Another charming feature of Annapolis is: we are perpetually lost. This can be fun if you don't have anywhere to be! A common feature of many east coast towns is that they are old and the roads were laid out before the automobile was invented! The streets aren't straight and definitely not laid out on a grid or named in any kind of common sense way. Husband was sure, on our last trip he could make it to from the hotel to the marina without the GPS. Fail. "I wouldn't do it without the GPS, but I KNOW it's a left out of the hotel..." Every road eventually dead ends on the water and ANOTHER marina. And then you get on the water. SO MANY inlets, bays, rivers, harbors and "creeks." I laughed the first time we motored out of the "creek" in a sailboat with a 6 ft keel. Creeks in Missouri are something you step over! And don't navigate by the bridge (the way we did in Tampa Bay). There's more than one bridge and not all of them open! The worst case scenario was, while on the boat, the broker points to a bridge and says, "we'll meet tonight at the bar at the base of that bridge." Well, there are two bridges and bars everywhere! Did I mention we are perpetually lost in Annapolis? It's OK. It's "fun" lost and keeps the natives entertained. I suspect they are doing it on purpose and they seem surprised I've cracked their code so soon (see below)
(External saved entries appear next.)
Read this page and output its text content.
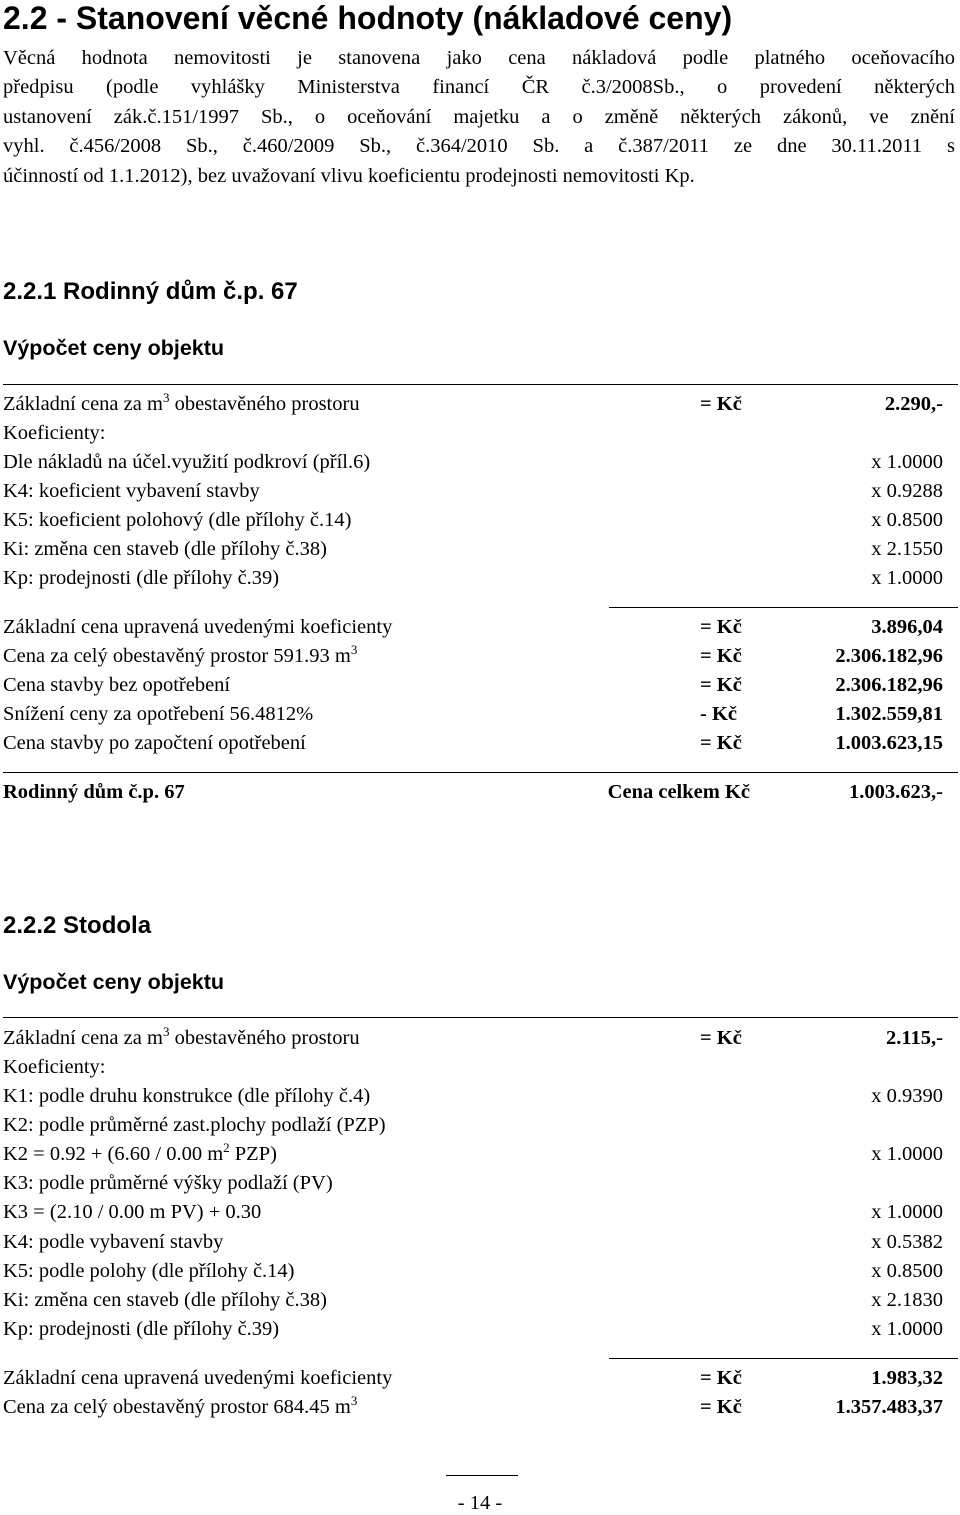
2.2 - Stanovení věcné hodnoty (nákladové ceny)
Věcná hodnota nemovitosti je stanovena jako cena nákladová podle platného oceňovacího
předpisu (podle vyhlášky Ministerstva financí ČR č.3/2008Sb., o provedení některých
ustanovení zák.č.151/1997 Sb., o oceňování majetku a o změně některých zákonů, ve znění
vyhl. č.456/2008 Sb., č.460/2009 Sb., č.364/2010 Sb. a č.387/2011 ze dne 30.11.2011 s
účinností od 1.1.2012), bez uvažovaní vlivu koeficientu prodejnosti nemovitosti Kp.
2.2.1 Rodinný dům č.p. 67
Výpočet ceny objektu
Základní cena za $m^3$ obestavěného prostoru	= Kč	2.290,-
Koeficienty:
Dle nákladů na účel.využití podkroví (příl.6)	x 1.0000
K4: koeficient vybavení stavby	x 0.9288
K5: koeficient polohový (dle přílohy č.14)	x 0.8500
Ki: změna cen staveb (dle přílohy č.38)	x 2.1550
Kp: prodejnosti (dle přílohy č.39)	x 1.0000
Základní cena upravená uvedenými koeficienty	= Kč	3.896,04
Cena za celý obestavěný prostor 591.93 $m^3$	= Kč	2.306.182,96
Cena stavby bez opotřebení	= Kč	2.306.182,96
Snížení ceny za opotřebení 56.4812%	- Kč	1.302.559,81
Cena stavby po započtení opotřebení	= Kč	1.003.623,15
Rodinný dům č.p. 67	Cena celkem Kč	1.003.623,-
2.2.2 Stodola
Výpočet ceny objektu
Základní cena za $m^3$ obestavěného prostoru	= Kč	2.115,-
Koeficienty:
K1: podle druhu konstrukce (dle přílohy č.4)	x 0.9390
K2: podle průměrné zast.plochy podlaží (PZP)
K2 = 0.92 + (6.60 / 0.00 $m^2$ PZP)	x 1.0000
K3: podle průměrné výšky podlaží (PV)
K3 = (2.10 / 0.00 m PV) + 0.30	x 1.0000
K4: podle vybavení stavby	x 0.5382
K5: podle polohy (dle přílohy č.14)	x 0.8500
Ki: změna cen staveb (dle přílohy č.38)	x 2.1830
Kp: prodejnosti (dle přílohy č.39)	x 1.0000
Základní cena upravená uvedenými koeficienty	= Kč	1.983,32
Cena za celý obestavěný prostor 684.45 $m^3$	= Kč	1.357.483,37
- 14 -
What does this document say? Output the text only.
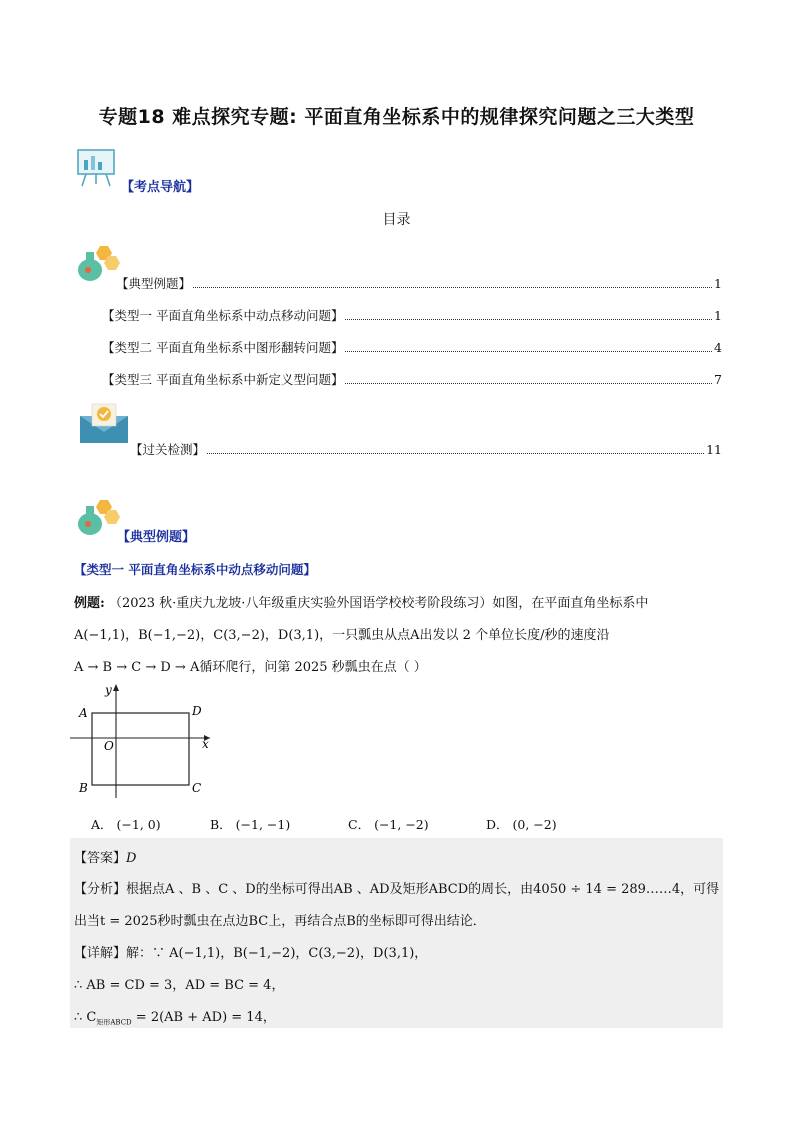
专题18 难点探究专题: 平面直角坐标系中的规律探究问题之三大类型
【考点导航】
目录
【典型例题】	1
【类型一 平面直角坐标系中动点移动问题】	1
【类型二 平面直角坐标系中图形翻转问题】	4
【类型三 平面直角坐标系中新定义型问题】	7
【过关检测】	11
【典型例题】
【类型一 平面直角坐标系中动点移动问题】
例题: （2023 秋·重庆九龙坡·八年级重庆实验外国语学校校考阶段练习）如图，在平面直角坐标系中
A(−1,1)，B(−1,−2)，C(3,−2)，D(3,1)，一只瓢虫从点A出发以 2 个单位长度/秒的速度沿
A → B → C → D → A循环爬行，问第 2025 秒瓢虫在点（ ）
y
x
O
A
B	C
D
A． (−1, 0)	B． (−1, −1)	C． (−1, −2)	D． (0, −2)
【答案】D
【分析】根据点A 、B 、C 、D的坐标可得出AB 、AD及矩形ABCD的周长，由4050 ÷ 14 = 289……4，可得
出当t = 2025秒时瓢虫在点边BC上，再结合点B的坐标即可得出结论．
【详解】解：∵ A(−1,1)，B(−1,−2)，C(3,−2)，D(3,1)，
∴ AB = CD = 3，AD = BC = 4，
∴ $C_{矩形ABCD} = 2(AB + AD) = 14$，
To make it more interesting, directions are given with reference to restaurants, bars and liquor stores. "Across from Boatyard Bar & Grill." "Between Carrols' Creek Cafe & the Charthouse." "The boat we're going to see is over near Cantler's Crabhouse." One broker trip took us to at least 4 different marinas in one day (and yes, the natives get lost also! But don't tell. I think that's a secret). By the end of the day, I was getting the hang of it. If you are at an intersection where there is a liquor store (or "mart" with ice) then you were very close to a marina. Always make a right--I'm not sure why (all lefts on the way back to the liquor store). "Is there a liquor store because there is a marina or is there a marina because there's a liquor store?" Does it matter? Apparently not.
Marinas. So many marinas! On our 4th(?!) trip, we walked into a marina and I said, "We've been here before!" It was next door to the very first boat we ever looked at--a Beneteau First at Burt Jabins. Wow. How far we've come!